Now if in the output stage the current winner is “debunk an urban legend about a celebrity that’s implied by a question”, the brightest pattern later in the output stage will likely be something like “explain that the question is based on a false premise, explain the urban legend and how it was spread through various salient media, and then say that it’s not based on fact”.
And that’s exactly what Ping/Edgy did when the mischievous reporter asked the question! So our Just So Story is successful.
Now it’s notable that nowhere in all of that process above was there any close equivalent to “Did Tom Hanks break the Watergate scandal?” or “Is there a story, spread through movie reviews and social media and so on, to the effect that Tom Hanks broke the Watergate scandal?”. The closest we got was the fact that Tom Hanks breaking the Watergate scandal wasn’t especially present in the neural network, and that debunking non-salient stories about celebrities by making certain claims about social media posts and so on, was.
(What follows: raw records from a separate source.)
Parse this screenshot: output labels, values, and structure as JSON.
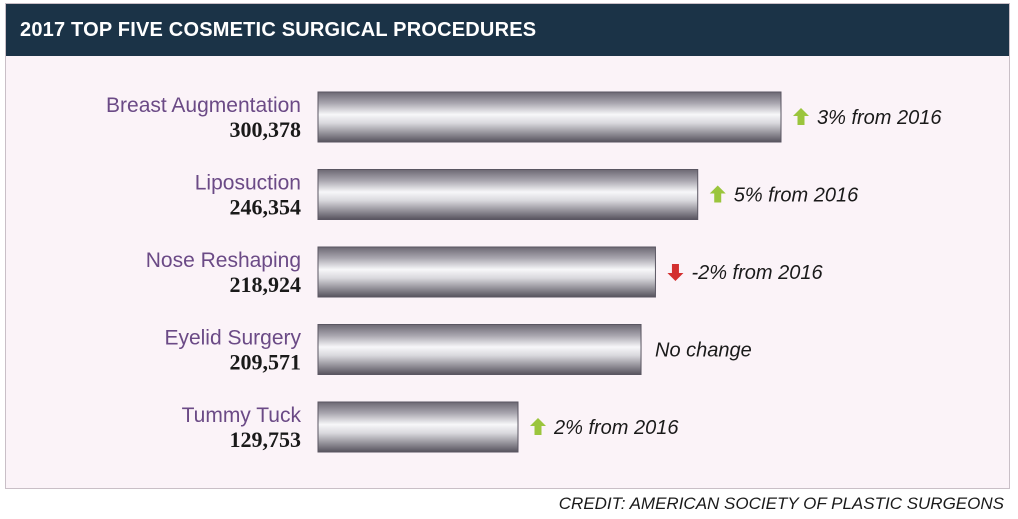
{
  "header": {
    "title": "2017 TOP FIVE COSMETIC SURGICAL PROCEDURES"
  },
  "credit": "CREDIT: AMERICAN SOCIETY OF PLASTIC SURGEONS",
  "colors": {
    "header_bg": "#1b3347",
    "panel_bg": "#fbf3f8",
    "label_purple": "#6b4a86",
    "arrow_up": "#9bc53d",
    "arrow_down": "#d32f2f"
  },
  "chart_data": {
    "type": "bar",
    "orientation": "horizontal",
    "title": "2017 TOP FIVE COSMETIC SURGICAL PROCEDURES",
    "categories": [
      "Breast Augmentation",
      "Liposuction",
      "Nose Reshaping",
      "Eyelid Surgery",
      "Tummy Tuck"
    ],
    "values": [
      300378,
      246354,
      218924,
      209571,
      129753
    ],
    "value_labels": [
      "300,378",
      "246,354",
      "218,924",
      "209,571",
      "129,753"
    ],
    "annotations": [
      {
        "text": "3% from 2016",
        "icon": "arrow-up-icon"
      },
      {
        "text": "5% from 2016",
        "icon": "arrow-up-icon"
      },
      {
        "text": "-2% from 2016",
        "icon": "arrow-down-icon"
      },
      {
        "text": "No change",
        "icon": ""
      },
      {
        "text": "2% from 2016",
        "icon": "arrow-up-icon"
      }
    ],
    "xlim": [
      0,
      300378
    ],
    "grid": false,
    "legend": "none"
  }
}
And I suspect (this whole thing is pure speculation and no doubt wrong in parts, even moreso right here) that the difference in brightness, if you will, between saying “Tom Hanks broke the Watergate scandal in June, 1972”, and saying what it did say, wasn’t all that large; it could easily have done either one, or any of several other possibilities. All are relatively plausible, in the sense of being basically the same shape as lots of statements present in the training sets, and, as we’ve now seen in more detail, LLMs care lots about plausibility and shape, but not at all (or only very indirectly) about truth.
We live in interesting times!
(Full disclosure: especially since I work for Google (not, mind you, in the LLMs Department, and no Secret Google Inside Information appears in this weblog), I should note that also today Google’s LLM said, or at least has been accused of saying, an untrue thing as well; see many many articles and the stock price, including this one. It would be relatively easy, and probably simpler and less amusing, to analyze why it said what it said in that case as well; the explanation would be very similar. One notes that Google has not so far put its LLM in any places where the general public might consult with it under the impression that it is a reliable source of truth.)
Update: The Bing AI demo itself had a really surprising number of errors. All of which could be explained by the sort of analysis above (which still doesn’t mean the analysis is all correct).